Ella bajó la vista, pero Telmo creyó cazar una lágrima, brillando igual que un diamante, en sus pupilas. La voz de Soledad sonó, quebrada, bajo aquel cielo de algodón.

—Yo ya no tengo ningún sitio a dónde ir.

Telmo entró sin llamar al camarote de Aldecoa, que era donde Iragorri se alojaba desde que había aparecido la muchacha. El capitán no reparó en aquella súbita intrusión. Se le veía absorto. La pipa le colgaba de los dientes y sus pupilas brillaban, melancólicas. El humo del tabaco flotaba en el ambiente y lo llenaba todo de una neblina pegajosa.

El joven sintió cómo el corazón se le encogía. El marino parecía haber envejecido en los últimos tiempos. Su melena y su barba eran más canas. También se había oscurecido su semblante.

Forzó un carraspeo que provocó que Alonso saliera de su ensimismamiento.

—Me has asustado entrando de ese modo…

—Lo siento, no era esa mi intención.

—Está bien, ponte cómodo…

El mozo tomó asiento en un sencillo escaño de madera.

—¿Ocurre algo? —preguntó el capitán.

—Ocurren muchas cosas, y casi todas me resultan incomprensibles.

—Explícate…

Esnal no se anduvo por las ramas.

—¿Va usted a decirme quién es ella?

—¿A qué te refieres? —contestó el otro con voz hueca.

—Lo sabe de sobra.

El navegante guardó silencio y se colocó a la defensiva. El muchacho no se dio por vencido y expuso la cuestión que venía quemándole el alma desde hacía tiempo.

—Usted conoce a Soledad —afirmó.

—El mar te ha trastornado los sentidos…

—Lo leí en su expresión, el otro día.

—Te he dicho que no sé de quién se trata.

—¡Miente!

El capitán, ahíto de coraje y de amargura, se incorporó y le atizó a su pipa otra chupada. Luego, contempló a su interlocutor con una expresión de desamparo que tenía algo de infantil.

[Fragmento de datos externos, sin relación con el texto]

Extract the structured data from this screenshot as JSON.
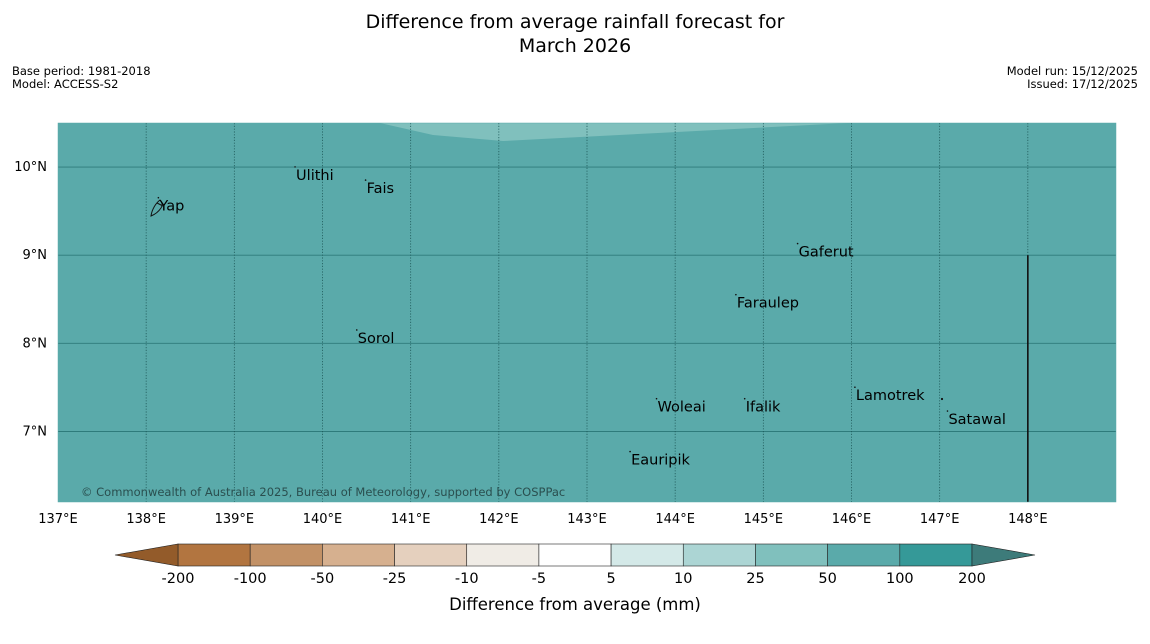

—Amigo mío, yo no he dicho jamás una mentira. Piensa un poco. ¿Cómo crees que iba a conocer a una muchacha que aparece, flotando en una lancha a la deriva, al otro lado del mundo?

Telmo, que no se resignaba a aceptar sin más aquella explicación, esbozó un gesto apasionado al responder.

—Querido Alonso, de sobra sabe usted cuánto le aprecio. Ha sido más que un padre para mí. Una vez le abrí de par en par mi corazón. Comparta ahora conmigo sus pesares.

El hombre clavó sus ojos en los del mozo. Esnal supo que Iragorri era sincero.

—Te juro que no la había visto antes.

El chico tomó aliento antes de hacer aquella pregunta que le quemaba el alma.

—Entonces, Alonso: ¿por qué Soledad es idéntica a la mujer del mascarón de proa?